Una riflessione sul Vangelo secondo Marco (Mc 6,35-44)
In quel tempo, sceso dalla barca, Gesù vide una grande folla, ebbe compassione di loro, perché erano come pecore che non hanno pastore, e si mise a insegnare loro molte cose. Essendosi ormai fatto tardi, gli si avvicinarono i suoi discepoli dicendo: «Il luogo è deserto ed è ormai tardi; congedali, in modo che, andando per le campagne e i villaggi dei dintorni, possano comprarsi da mangiare». Ma egli rispose loro: «Voi stessi date loro da mangiare». Gli dissero: «Dobbiamo andare a comprare duecento denari di pane e dare loro da mangiare?». Ma egli disse loro: «Quanti pani avete? Andate a vedere». Si informarono e dissero: «Cinque, e due pesci».
E ordinò loro di farli sedere tutti, a gruppi, sull’erba verde. E sedettero, a gruppi di cento e di cinquanta. Prese i cinque pani e i due pesci, alzò gli occhi al cielo, recitò la benedizione, spezzò i pani e li dava ai suoi discepoli perché li distribuissero a loro; e divise i due pesci fra tutti. Tutti mangiarono a sazietà, e dei pezzi di pane portarono via dodici ceste piene e quanto restava dei pesci. Quelli che avevano mangiato i pani erano cinquemila uomini.
Nella vita spesso siamo presi dalla fame, che si fa sentire per digiuno, per lavoro impegnativo sia materiale che intellettuale, per mobilitazione dei sensi su cibi che stimolano l’appetito …. insomma, abbiamo però evidente anche un’altra fame: fame di verità, di ragioni per vivere, di espressioni di vita che allargano gli orizzonti oltre la nostra persona e ci permettono di desiderare una compagnia di amici, o di essere solidali con loro per altri che ne hanno bisogno.

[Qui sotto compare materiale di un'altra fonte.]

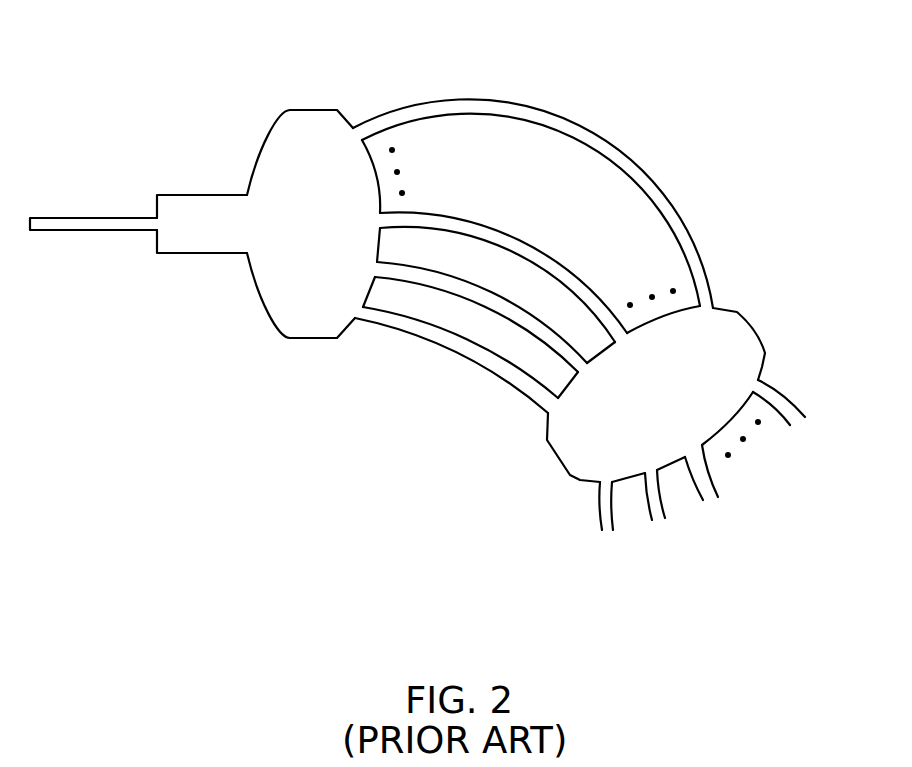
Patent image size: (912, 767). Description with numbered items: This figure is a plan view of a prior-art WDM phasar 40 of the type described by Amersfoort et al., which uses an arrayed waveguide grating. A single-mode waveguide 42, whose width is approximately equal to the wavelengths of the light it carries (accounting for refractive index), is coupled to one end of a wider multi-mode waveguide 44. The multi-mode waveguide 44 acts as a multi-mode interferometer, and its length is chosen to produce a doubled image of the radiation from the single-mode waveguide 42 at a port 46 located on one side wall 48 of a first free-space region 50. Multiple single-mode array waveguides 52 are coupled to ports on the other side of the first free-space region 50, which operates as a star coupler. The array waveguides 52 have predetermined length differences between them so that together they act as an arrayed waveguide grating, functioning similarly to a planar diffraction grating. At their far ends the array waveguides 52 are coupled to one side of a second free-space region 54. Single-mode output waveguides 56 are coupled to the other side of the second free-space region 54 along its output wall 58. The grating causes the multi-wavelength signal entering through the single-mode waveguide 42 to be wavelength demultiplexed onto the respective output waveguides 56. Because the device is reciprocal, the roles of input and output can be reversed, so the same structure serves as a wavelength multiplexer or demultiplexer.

Gesù si sorprende di trovare sul lago tanta gente che si dimentica pure di mangiare per sentire la sua Parola, le sue parole, per godere della sua persona che dà fiducia, apre alla speranza … e fotografa in maniera commovente questa gente: ebbe viscere di compassione perché erano come “pecore senza pastore”.
Sperimenta già subito che la messe è molta e mancano operai, manca gente capace e volonterosa di farsi carico di questa domanda, di questa apertura delle persone del suo tempo al regno di Dio e invece di prendersene cura continua a mantenerli nella loro inedia.

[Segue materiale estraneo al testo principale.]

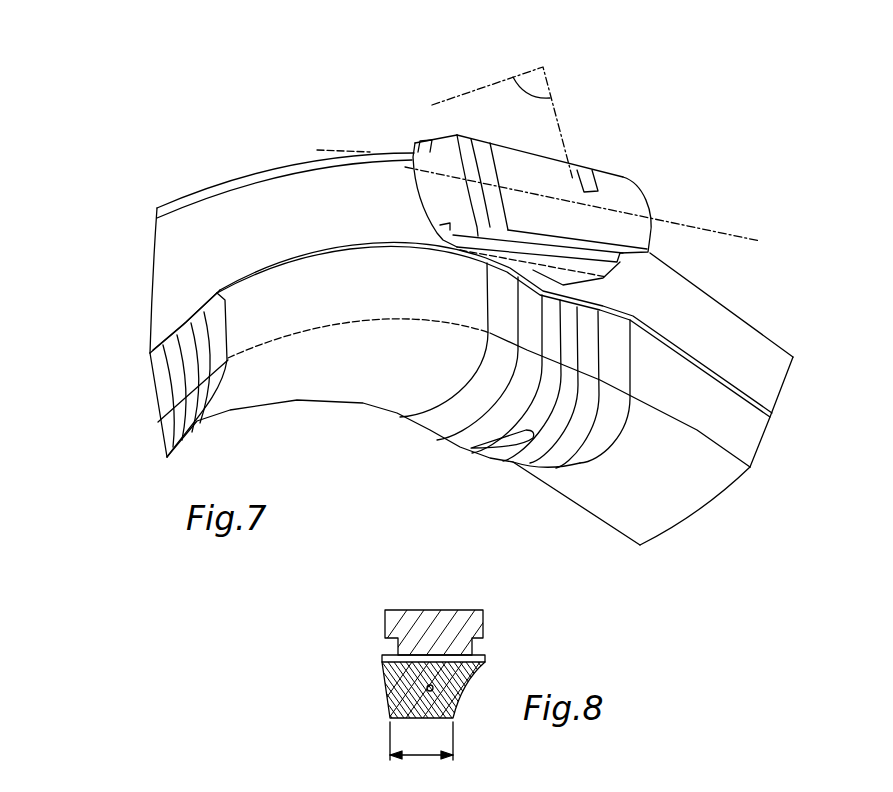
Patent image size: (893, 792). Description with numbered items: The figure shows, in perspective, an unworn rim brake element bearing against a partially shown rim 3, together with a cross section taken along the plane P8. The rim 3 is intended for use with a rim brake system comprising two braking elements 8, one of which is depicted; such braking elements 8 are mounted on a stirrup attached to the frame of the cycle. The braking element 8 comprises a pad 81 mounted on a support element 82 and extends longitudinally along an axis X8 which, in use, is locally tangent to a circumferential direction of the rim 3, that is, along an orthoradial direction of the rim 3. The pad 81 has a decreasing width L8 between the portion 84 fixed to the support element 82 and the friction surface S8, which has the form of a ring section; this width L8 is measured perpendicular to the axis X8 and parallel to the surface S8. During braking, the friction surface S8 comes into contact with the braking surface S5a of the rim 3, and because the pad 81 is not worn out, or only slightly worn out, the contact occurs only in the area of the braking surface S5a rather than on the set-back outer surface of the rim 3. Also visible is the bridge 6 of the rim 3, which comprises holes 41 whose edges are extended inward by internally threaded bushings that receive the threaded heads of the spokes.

In FIG. 7, the rim 3 is at (177, 237).
In FIG. 7, the bridge 6 is at (315, 384).
In FIG. 7, the braking element 8 is at (507, 147).
In FIG. 7, the hole 41 is at (503, 441).
In FIG. 7, the pad 81 is at (387, 220).
In FIG. 8, the pad 81 is at (475, 669).
In FIG. 7, the support element 82 is at (618, 193).
In FIG. 8, the support element 82 is at (474, 611).
In FIG. 7, the portion fixed to the support 84 is at (409, 160).
In FIG. 8, the portion fixed to the support 84 is at (388, 662).
In FIG. 7, the braking surface S5a is at (184, 265).
In FIG. 7, the friction surface S8 is at (376, 193).
In FIG. 8, the friction surface S8 is at (416, 721).
In FIG. 7, the axis X8 is at (595, 210).
In FIG. 8, the axis X8 is at (427, 690).
In FIG. 7, the plane P8 is at (502, 123).
In FIG. 8, the width L8 is at (421, 741).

Ma comincia subito dalla fame materiale, dal bisogno di pane, dal bisogno di companatico per poter rinfrancare dalla fame, con concretezza, osando turbare anche il suo gruppetto di apostoli che sono convinti di applicare un’altra soluzione: “Congedali… ognuno sarà capace di arrangiarsi”.
E’ l’esatto contrario di quello che Gesù vuol proporre: piuttosto, occorre dare se stessi, senza limiti, come l’amore che fa miracoli, se si comincia anche col poco che si ha.
Molto concreti gli apostoli, ma troppo meschini, troppo legati a speranze chiuse, già ben sigillate in un unico obiettivo che toglie agli stessi apostoli, il senso più profondo di quello che sta facendo Gesù: Lui scava nel bisogno di pane, nella fame di ogni persona, finché giunge là dove il corpo e lo Spirito si danno appuntamento per la salvezza globale dell’uomo e della sua dimensione profonda, e quindi si intravede già l’offerta di un altro pane, il dono dell’ultima cena, il pane vivo disceso dal cielo.
Luca infatti – se ci badate – usa gli stessi verbi che saranno pronunciati sul pane e sul vino all’ultima cena e che si diranno sempre per continuare la sua presenza nella vita di ogni popolo, di ogni persona da qui all’eternità: “Prese il pane, levò gli occhi, pronunciò la benedizione, spezzò i pani e li diede….”
Non è questa l’eucaristia, non è questa la sua morte fino all’ultima goccia di sangue?
E’ il suo corpo spezzato per noi e il suo sangue versato per noi.